In preparing the budget, the manager will also look at projected expenditures, based on the operating budgets submitted by each county department and agency. The tax rate will be set as the quotient of the budget to all property tax revenues, and expressed as pennies per $100 valuation. The current rate is 60.40 percent.

In early June, the proposed budget will be subject to a public hearing at a regularly-scheduled commissioners’ meeting. Since about 90 percent of county government activities are services mandated by the state and federal government, the commissioners can only haggle over items like how much will be granted to outside agencies and large multinational corporations seeking incentives to locate in the area.

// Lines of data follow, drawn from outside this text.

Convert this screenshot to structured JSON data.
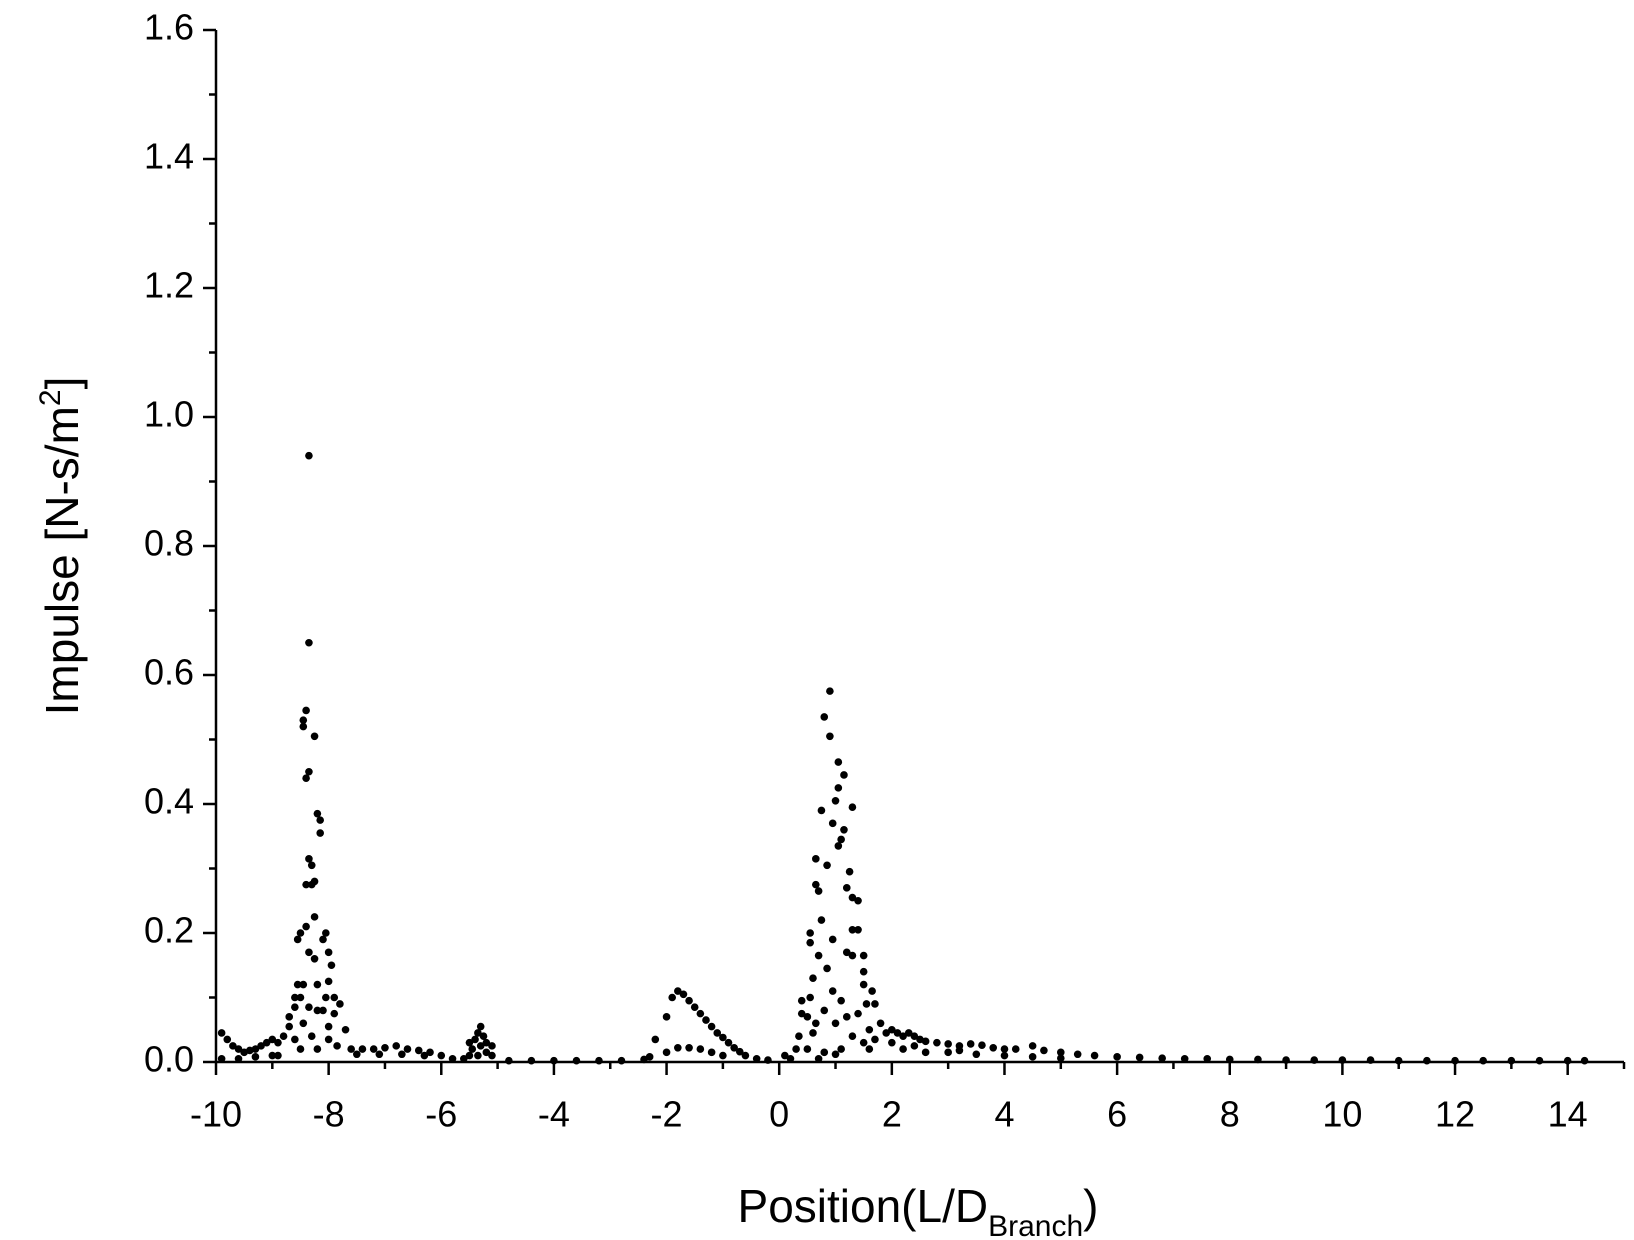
{
  "chart_data": {
    "type": "scatter",
    "x_label": {
      "text": "Position(L/D",
      "sub": "Branch",
      "end": ")"
    },
    "y_label": {
      "text": "Impulse [N-s/m",
      "sup": "2",
      "end": "]"
    },
    "color": "#000000",
    "xlim": [
      -10,
      15
    ],
    "ylim": [
      0,
      1.6
    ],
    "xticks": [
      -10,
      -8,
      -6,
      -4,
      -2,
      0,
      2,
      4,
      6,
      8,
      10,
      12,
      14
    ],
    "xticks_minor": [
      -9,
      -7,
      -5,
      -3,
      -1,
      1,
      3,
      5,
      7,
      9,
      11,
      13,
      15
    ],
    "yticks": [
      {
        "value": 0,
        "label": "0.0"
      },
      0.2,
      0.4,
      0.6,
      0.8,
      {
        "value": 1,
        "label": "1.0"
      },
      1.2,
      1.4,
      1.6
    ],
    "yticks_minor": [
      0.1,
      0.3,
      0.5,
      0.7,
      0.9,
      1.1,
      1.3,
      1.5
    ],
    "x": [
      -8.35,
      -8.35,
      -8.4,
      -8.45,
      -8.45,
      -8.25,
      -8.35,
      -8.4,
      -8.2,
      -8.15,
      -8.15,
      -8.35,
      -8.3,
      -8.4,
      -8.3,
      -8.25,
      -8.25,
      -8.4,
      -8.5,
      -8.55,
      -8.05,
      -8.1,
      -8.0,
      -7.95,
      -8.35,
      -8.25,
      -8.55,
      -8.45,
      -8.6,
      -8.5,
      -8.2,
      -8.0,
      -8.05,
      -7.9,
      -7.8,
      -8.7,
      -8.6,
      -8.35,
      -8.2,
      -8.1,
      -7.9,
      -8.7,
      -8.45,
      -7.7,
      -8.8,
      -8.3,
      -8.0,
      -8.9,
      -8.5,
      -8.2,
      -7.85,
      -8.0,
      -8.6,
      -9.9,
      -9.8,
      -9.7,
      -9.6,
      -9.5,
      -9.4,
      -9.3,
      -9.2,
      -9.1,
      -9.0,
      -9.9,
      -9.6,
      -9.3,
      -9.0,
      -8.9,
      -7.6,
      -7.4,
      -7.2,
      -7.0,
      -6.8,
      -6.6,
      -6.4,
      -6.2,
      -6.0,
      -5.8,
      -7.5,
      -7.1,
      -6.7,
      -6.3,
      -5.3,
      -5.35,
      -5.25,
      -5.4,
      -5.2,
      -5.5,
      -5.3,
      -5.1,
      -5.45,
      -5.2,
      -5.35,
      -5.5,
      -5.1,
      -5.6,
      -4.8,
      -4.4,
      -4,
      -3.6,
      -3.2,
      -2.8,
      -2.4,
      -2.2,
      -2.0,
      -1.9,
      -1.8,
      -1.7,
      -1.6,
      -1.5,
      -1.4,
      -1.3,
      -1.2,
      -1.1,
      -1.0,
      -0.9,
      -0.8,
      -0.7,
      -0.6,
      -0.4,
      -0.2,
      -2.0,
      -1.8,
      -1.6,
      -1.4,
      -1.2,
      -1.0,
      -2.3,
      0.9,
      0.8,
      0.9,
      1.05,
      1.15,
      1.05,
      1.0,
      0.75,
      1.3,
      0.95,
      1.15,
      1.1,
      1.05,
      0.65,
      0.85,
      1.25,
      0.65,
      0.7,
      1.3,
      1.4,
      1.2,
      0.55,
      0.75,
      0.95,
      1.3,
      1.4,
      0.55,
      1.2,
      1.3,
      1.5,
      0.7,
      0.6,
      0.85,
      1.5,
      1.5,
      0.4,
      0.55,
      0.95,
      1.65,
      1.1,
      1.55,
      1.7,
      0.4,
      0.5,
      0.8,
      1.2,
      1.4,
      0.65,
      1.0,
      1.8,
      1.6,
      0.35,
      0.6,
      1.3,
      1.9,
      0.3,
      0.5,
      0.8,
      1.1,
      1.5,
      1.7,
      0.2,
      0.1,
      0.7,
      1.0,
      1.6,
      2.0,
      2.1,
      2.2,
      2.3,
      2.4,
      2.5,
      2.6,
      2.8,
      3.0,
      3.2,
      3.4,
      3.6,
      3.8,
      4.0,
      4.2,
      4.5,
      4.7,
      5.0,
      5.3,
      5.6,
      6.0,
      6.4,
      6.8,
      7.2,
      7.6,
      8,
      8.5,
      9,
      9.5,
      10,
      10.5,
      11,
      11.5,
      12,
      12.5,
      13,
      13.5,
      14,
      14.3,
      2.2,
      2.6,
      3.0,
      3.5,
      4.0,
      4.5,
      5.0,
      2.0,
      2.4,
      3.2
    ],
    "values": [
      0.94,
      0.65,
      0.545,
      0.53,
      0.52,
      0.505,
      0.45,
      0.44,
      0.385,
      0.375,
      0.355,
      0.315,
      0.305,
      0.275,
      0.275,
      0.28,
      0.225,
      0.21,
      0.2,
      0.19,
      0.2,
      0.19,
      0.17,
      0.15,
      0.17,
      0.16,
      0.12,
      0.12,
      0.1,
      0.1,
      0.12,
      0.125,
      0.1,
      0.1,
      0.09,
      0.07,
      0.085,
      0.085,
      0.08,
      0.08,
      0.075,
      0.055,
      0.06,
      0.05,
      0.04,
      0.04,
      0.035,
      0.03,
      0.02,
      0.02,
      0.025,
      0.055,
      0.035,
      0.045,
      0.035,
      0.025,
      0.02,
      0.015,
      0.018,
      0.02,
      0.025,
      0.03,
      0.035,
      0.005,
      0.005,
      0.008,
      0.01,
      0.01,
      0.02,
      0.02,
      0.02,
      0.022,
      0.025,
      0.02,
      0.018,
      0.015,
      0.01,
      0.005,
      0.012,
      0.012,
      0.012,
      0.01,
      0.055,
      0.045,
      0.04,
      0.035,
      0.03,
      0.03,
      0.025,
      0.025,
      0.02,
      0.015,
      0.01,
      0.01,
      0.01,
      0.005,
      0.002,
      0.002,
      0.002,
      0.002,
      0.002,
      0.002,
      0.004,
      0.035,
      0.07,
      0.1,
      0.11,
      0.105,
      0.095,
      0.085,
      0.075,
      0.065,
      0.055,
      0.045,
      0.038,
      0.03,
      0.022,
      0.016,
      0.01,
      0.005,
      0.003,
      0.015,
      0.022,
      0.022,
      0.02,
      0.015,
      0.01,
      0.008,
      0.575,
      0.535,
      0.505,
      0.465,
      0.445,
      0.425,
      0.405,
      0.39,
      0.395,
      0.37,
      0.36,
      0.345,
      0.335,
      0.315,
      0.305,
      0.295,
      0.275,
      0.265,
      0.255,
      0.25,
      0.27,
      0.2,
      0.22,
      0.19,
      0.205,
      0.205,
      0.185,
      0.17,
      0.165,
      0.165,
      0.165,
      0.13,
      0.145,
      0.14,
      0.12,
      0.095,
      0.1,
      0.11,
      0.11,
      0.095,
      0.09,
      0.09,
      0.075,
      0.07,
      0.08,
      0.07,
      0.075,
      0.06,
      0.06,
      0.06,
      0.05,
      0.04,
      0.045,
      0.04,
      0.045,
      0.02,
      0.02,
      0.015,
      0.02,
      0.03,
      0.035,
      0.005,
      0.01,
      0.005,
      0.012,
      0.02,
      0.05,
      0.045,
      0.04,
      0.045,
      0.04,
      0.035,
      0.032,
      0.03,
      0.028,
      0.025,
      0.028,
      0.026,
      0.022,
      0.02,
      0.02,
      0.025,
      0.018,
      0.015,
      0.012,
      0.01,
      0.008,
      0.007,
      0.006,
      0.005,
      0.005,
      0.004,
      0.004,
      0.003,
      0.003,
      0.003,
      0.003,
      0.002,
      0.002,
      0.002,
      0.002,
      0.002,
      0.002,
      0.002,
      0.002,
      0.02,
      0.015,
      0.015,
      0.012,
      0.01,
      0.008,
      0.006,
      0.03,
      0.025,
      0.018
    ]
  }
}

In recent years, there has been some back and forth between the commissioners and county manager. Commissioner Mike Fryar, for example, will usually ask County Manager Dr. Wanda Greene to look into reducing expenditures on capital investments, like construction and rolling stock. Commissioner Joe Belcher worked to ensure county grants were going to accountable nonprofits performing services the county would otherwise have to pick up.

The budget will be adopted before the fiscal year begins on July 1. The tax bills will be mailed in August, and they will include taxes calculated independently for pertinent municipalities, fire districts, and school districts. Taxes will be due September 1, with a four-month interest-free grace period. Persons unable to pay are encouraged to contact the tax office to work out a payment plan, and that’s why Roberts is known as the Compassionate Tax Administrator.

The county accepts payments made in person or via snail mail at the Tax Department at 94 Coxe Avenue or from the drive-up drop box at 35 Woodfin Street. The county further accepts credit card and electronic check payments by phone or online, and a preauthorized debit program is also available.

Property owners who wish to dispute their assessed value must fill out and submit an informal appeal form, copies of which are available online and at the Tax Department, before April 1. Information substantiating the owner’s claims, such as photographs or records of sale, must be included. Following a thorough reconsideration by appraisers, the property owner will be notified by mail of any changes.

If the owner is still not satisfied, he must file a formal appeal within thirty days of the date on the informal appeal notice. Then, the county will schedule meeting where the property owner and an appraiser can review available data and methods. If no agreement can be reached, the matter will be escalated to the Board of Equalization and Review for a public hearing. The decision will be mailed to the property owner within the next thirty days.

If the property owner still believes his appraisal to be unjust, he may appeal to the state’s Property Tax Commission within the next thirty-day period. Following an unsatisfactory result, the property owner may challenge the decision in the North Carolina Court of Appeals and then the North Carolina Supreme Court.

Tax reductions are available for qualified veterans, senior citizens, and disabled persons. Exemptions may be available for property used for religious or charitable purposes, burial, or scientific or academic purposes. A third program allows land used for agriculture, forestry, or horticulture to be taxed at a rate lower than that assessed for the highest and best use. But if the property is ever developed, the discount will not apply, and will be deemed past due with interest for the three previous years. More details are available on the county’s web site.

On a positive budgetary note, during a Manager’s Report, Greene announced the county had been able to make it through the fiscal year without dipping into its fund balance. County management typically balances the annual budget, for presentation purposes, with withdrawals from fund balance; but throughout the year, it scrimps and saves to eliminate the need. The practice was made more challenging this year when the county’s legal counsel advised settling lawsuits of unlawful imprisonments for $4.8 million.